If you don’t need the geographics, the simplest visualization is often the best option.
But then again, it may not help your agenda. And it certainly won’t help you to “blind your readers with science” like the following example does very effectively.
This is an excerpt from a table in a McKinsey report on independent work. Each row, representing a country, has 12 numbers squeezed into 6 columns. It’s too much data in one table and what’s more, the data is packed into mini charts that complicate the visualization without adding any informative value. It may look clever or cute to some. But it’s not. It’s intensely busy and confusing.
In data we trust
But we can’t blame everything on the visualizations. When it comes to data itself, many people still hold the misconception that more is more. That’s why marketing like this works:
But here’s the thing. Contrary to popular belief, new data alone doesn’t necessarily equal new intelligence. Much of the gathered data lacks the quality needed to derive the promised insights. Especially unstructured data like resumes and online job postings. There’s whole slew of issues with this type of data, which you can read about in more detail in our series of posts here, here, and here. For now, we’ll take a brief look at two key concerns: This data is typically skewed towards certain industries, and overestimated in terms of usability. For instance, the World Bank Group partnered up with LinkedIn to investigate to what extent LinkedIn data can be used to inform policy. In their 2018 report, one can see that the data is highly biased toward the ICT industry and high-income countries.
Out of 17 ISIC industries, 12 had such low coverage that they had to be completely disregarded in the report, including the currently highly relevant industries human health and social work activities, transportation and storage, and accommodation and food service activities.

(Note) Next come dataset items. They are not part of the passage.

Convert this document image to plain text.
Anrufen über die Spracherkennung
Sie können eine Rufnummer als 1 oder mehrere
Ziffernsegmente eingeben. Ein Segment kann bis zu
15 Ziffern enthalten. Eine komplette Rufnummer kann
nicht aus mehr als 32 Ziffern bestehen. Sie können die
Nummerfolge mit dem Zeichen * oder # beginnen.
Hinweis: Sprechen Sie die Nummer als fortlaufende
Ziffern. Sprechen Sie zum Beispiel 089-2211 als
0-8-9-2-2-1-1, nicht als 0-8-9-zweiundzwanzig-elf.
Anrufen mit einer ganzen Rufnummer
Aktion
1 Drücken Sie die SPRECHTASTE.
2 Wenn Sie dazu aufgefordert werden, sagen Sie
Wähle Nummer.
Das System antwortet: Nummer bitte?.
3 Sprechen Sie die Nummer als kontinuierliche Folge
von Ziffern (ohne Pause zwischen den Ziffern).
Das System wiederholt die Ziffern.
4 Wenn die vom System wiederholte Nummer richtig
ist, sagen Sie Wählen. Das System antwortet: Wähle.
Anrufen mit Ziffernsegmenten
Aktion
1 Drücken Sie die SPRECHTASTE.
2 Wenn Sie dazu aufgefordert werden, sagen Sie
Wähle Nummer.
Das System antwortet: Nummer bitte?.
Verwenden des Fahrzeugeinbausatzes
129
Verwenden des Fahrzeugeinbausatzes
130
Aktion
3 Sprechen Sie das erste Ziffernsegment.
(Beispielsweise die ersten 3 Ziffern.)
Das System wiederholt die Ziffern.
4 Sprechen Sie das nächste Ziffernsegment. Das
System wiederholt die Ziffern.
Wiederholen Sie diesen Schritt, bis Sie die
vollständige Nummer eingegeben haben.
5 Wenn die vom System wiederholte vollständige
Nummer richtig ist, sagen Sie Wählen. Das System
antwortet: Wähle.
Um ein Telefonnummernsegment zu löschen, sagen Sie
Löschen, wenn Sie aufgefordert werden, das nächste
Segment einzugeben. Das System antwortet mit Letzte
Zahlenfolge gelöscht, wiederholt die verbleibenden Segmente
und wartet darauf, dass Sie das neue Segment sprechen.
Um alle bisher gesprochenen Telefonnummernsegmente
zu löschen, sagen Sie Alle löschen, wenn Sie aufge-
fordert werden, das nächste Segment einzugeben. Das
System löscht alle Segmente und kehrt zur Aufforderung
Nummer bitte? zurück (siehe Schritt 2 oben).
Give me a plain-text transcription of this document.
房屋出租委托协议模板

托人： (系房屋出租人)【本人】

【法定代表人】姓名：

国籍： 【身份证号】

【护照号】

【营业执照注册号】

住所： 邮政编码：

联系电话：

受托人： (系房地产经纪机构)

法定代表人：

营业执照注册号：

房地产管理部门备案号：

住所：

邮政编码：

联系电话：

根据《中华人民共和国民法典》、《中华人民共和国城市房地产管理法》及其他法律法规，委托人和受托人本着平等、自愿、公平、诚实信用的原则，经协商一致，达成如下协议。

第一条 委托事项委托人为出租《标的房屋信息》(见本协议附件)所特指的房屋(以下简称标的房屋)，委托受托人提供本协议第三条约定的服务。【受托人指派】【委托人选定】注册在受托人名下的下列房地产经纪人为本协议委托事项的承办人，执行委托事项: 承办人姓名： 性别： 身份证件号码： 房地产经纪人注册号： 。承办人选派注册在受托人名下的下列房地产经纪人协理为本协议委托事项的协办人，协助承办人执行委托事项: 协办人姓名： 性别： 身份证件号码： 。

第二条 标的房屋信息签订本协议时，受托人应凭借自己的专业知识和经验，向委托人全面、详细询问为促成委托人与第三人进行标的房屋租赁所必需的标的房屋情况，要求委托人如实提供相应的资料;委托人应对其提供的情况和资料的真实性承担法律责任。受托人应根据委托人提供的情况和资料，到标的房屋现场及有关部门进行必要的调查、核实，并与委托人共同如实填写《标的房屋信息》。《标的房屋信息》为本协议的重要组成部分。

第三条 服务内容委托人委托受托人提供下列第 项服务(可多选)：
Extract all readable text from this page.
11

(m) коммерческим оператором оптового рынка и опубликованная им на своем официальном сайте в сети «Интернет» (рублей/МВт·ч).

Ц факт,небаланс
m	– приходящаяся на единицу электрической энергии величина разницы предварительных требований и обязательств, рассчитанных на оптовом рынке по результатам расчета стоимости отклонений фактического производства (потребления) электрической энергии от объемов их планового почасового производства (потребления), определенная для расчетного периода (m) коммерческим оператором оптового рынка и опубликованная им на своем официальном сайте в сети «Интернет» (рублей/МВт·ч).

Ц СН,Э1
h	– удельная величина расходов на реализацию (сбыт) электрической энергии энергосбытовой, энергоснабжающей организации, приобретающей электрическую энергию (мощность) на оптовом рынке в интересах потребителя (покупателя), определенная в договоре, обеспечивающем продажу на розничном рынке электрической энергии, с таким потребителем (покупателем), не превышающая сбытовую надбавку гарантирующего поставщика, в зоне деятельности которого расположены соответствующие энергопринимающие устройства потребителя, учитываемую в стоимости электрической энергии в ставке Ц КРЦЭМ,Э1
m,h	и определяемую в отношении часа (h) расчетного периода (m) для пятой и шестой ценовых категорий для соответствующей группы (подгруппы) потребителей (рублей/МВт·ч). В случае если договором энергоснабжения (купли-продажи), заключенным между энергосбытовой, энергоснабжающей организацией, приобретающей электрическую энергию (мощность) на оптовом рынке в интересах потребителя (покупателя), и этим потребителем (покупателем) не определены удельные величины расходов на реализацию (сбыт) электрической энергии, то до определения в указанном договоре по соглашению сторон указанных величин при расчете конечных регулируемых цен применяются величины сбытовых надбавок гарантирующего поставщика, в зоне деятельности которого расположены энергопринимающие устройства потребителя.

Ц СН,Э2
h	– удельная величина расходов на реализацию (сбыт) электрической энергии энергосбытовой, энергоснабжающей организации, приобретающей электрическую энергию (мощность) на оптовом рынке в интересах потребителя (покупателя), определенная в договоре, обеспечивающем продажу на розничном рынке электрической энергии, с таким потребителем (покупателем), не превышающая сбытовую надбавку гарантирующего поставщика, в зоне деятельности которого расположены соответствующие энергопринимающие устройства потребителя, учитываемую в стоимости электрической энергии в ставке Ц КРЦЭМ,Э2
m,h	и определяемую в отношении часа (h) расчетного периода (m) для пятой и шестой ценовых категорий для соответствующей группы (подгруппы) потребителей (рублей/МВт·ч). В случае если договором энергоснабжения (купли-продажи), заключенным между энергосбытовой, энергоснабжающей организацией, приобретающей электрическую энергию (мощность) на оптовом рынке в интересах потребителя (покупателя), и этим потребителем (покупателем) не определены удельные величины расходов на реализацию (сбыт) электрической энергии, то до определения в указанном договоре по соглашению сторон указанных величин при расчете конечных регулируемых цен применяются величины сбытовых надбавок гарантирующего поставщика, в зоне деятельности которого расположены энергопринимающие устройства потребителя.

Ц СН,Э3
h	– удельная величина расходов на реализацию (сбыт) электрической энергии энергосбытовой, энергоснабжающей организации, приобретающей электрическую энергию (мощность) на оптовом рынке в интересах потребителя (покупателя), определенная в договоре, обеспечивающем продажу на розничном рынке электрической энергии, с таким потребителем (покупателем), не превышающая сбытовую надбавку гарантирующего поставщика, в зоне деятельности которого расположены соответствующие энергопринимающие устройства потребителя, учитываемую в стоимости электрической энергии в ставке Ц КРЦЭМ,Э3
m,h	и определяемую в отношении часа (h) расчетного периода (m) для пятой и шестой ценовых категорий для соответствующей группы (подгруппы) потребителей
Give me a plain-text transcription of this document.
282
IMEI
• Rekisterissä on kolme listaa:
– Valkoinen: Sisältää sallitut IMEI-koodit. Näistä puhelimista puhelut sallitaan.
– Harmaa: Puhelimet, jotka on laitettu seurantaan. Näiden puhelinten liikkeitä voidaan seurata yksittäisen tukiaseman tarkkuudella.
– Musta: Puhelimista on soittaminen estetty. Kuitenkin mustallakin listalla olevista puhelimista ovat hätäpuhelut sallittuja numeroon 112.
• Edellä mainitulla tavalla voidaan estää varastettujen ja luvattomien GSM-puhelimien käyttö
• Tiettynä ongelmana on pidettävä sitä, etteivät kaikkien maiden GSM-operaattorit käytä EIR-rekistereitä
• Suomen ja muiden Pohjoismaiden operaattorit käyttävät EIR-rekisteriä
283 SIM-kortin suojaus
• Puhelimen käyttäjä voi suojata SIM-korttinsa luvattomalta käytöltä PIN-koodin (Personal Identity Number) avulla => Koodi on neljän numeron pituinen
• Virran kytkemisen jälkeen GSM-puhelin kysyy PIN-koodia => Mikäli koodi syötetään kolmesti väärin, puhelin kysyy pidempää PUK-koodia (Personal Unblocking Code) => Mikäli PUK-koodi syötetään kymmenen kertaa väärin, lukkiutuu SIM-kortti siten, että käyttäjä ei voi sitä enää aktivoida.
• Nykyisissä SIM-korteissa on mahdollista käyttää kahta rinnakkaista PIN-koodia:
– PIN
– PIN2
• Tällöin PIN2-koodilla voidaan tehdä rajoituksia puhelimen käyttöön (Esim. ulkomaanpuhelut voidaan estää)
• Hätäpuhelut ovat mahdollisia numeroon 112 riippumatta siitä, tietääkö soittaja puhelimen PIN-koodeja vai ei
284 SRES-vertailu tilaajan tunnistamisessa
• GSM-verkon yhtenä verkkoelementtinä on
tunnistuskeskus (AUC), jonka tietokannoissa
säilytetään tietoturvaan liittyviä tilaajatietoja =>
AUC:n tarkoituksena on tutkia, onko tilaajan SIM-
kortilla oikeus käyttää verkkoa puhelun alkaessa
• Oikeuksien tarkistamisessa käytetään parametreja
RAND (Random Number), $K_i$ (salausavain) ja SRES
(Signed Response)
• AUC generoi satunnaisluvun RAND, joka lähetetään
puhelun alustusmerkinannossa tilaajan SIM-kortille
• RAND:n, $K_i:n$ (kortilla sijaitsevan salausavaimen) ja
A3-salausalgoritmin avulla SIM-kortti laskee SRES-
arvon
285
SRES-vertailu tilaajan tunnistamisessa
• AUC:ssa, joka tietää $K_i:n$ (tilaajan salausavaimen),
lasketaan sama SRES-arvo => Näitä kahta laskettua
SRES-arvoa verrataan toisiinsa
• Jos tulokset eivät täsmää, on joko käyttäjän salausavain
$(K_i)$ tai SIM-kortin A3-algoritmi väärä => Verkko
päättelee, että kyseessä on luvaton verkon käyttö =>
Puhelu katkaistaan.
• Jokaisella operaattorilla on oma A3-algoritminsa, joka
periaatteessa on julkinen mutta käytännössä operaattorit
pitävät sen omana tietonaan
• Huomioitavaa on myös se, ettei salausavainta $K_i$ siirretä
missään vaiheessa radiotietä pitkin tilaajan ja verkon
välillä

Skewed data is not the only issue. Rendering unstructured data machine-readable, for instance, by extracting and classifying skills, job titles and other relevant information, is extremely challenging and often faulty. Examples of this are abundant. For instance, the European project Skills-OVATE run by Cedefop and Eurostat provides publicly accessible data on skills and occupations extracted from online job postings across Europe. According to their 2021 data, knowledge of fine arts was requested in around 1 in 15 online job postings for refuse workers in Europe, and 1 in 25 ask refuse workers to create artistic designs or performances. Sounds like there is much more to being a refuse worker than most of us would assume..
(By the way, this system is set up and managed by the data provider in the marketing example above.)
You may brush this off as irrelevant. But once this data is in the system, it’s there to stay. And it leads to results like this:
It’s hard to imagine that 11% of job postings for actor/performers include food delivery as a skill. If you want a less exotic example:
The suggested skills may not be quite as absurd as knowledge of fine arts, but they are just as irrelevant to refuse collection.
It would be wise not to attempt to “understand the economy”, “describe the talent that businesses need”, or “the abilities that local people have” using data of this quality. Instead of vast amounts of mediocre data, look for a sufficient amount of representative smart data: high-quality data that’s been validated and contextualized with intelligent annotations – ideally by humans, but that’s a whole other topic.
A final word: None of these data visualization and marketing tactics that we’ve covered here are inherently evil, or even necessarily wrong for that matter. Data visualizations are all about conveying the data’s story and like any other story, people can take artistic liberties. Handled with care, data itself can have many interesting stories to tell. But don’t let yourself be fooled into believing a story the data is not actually telling you.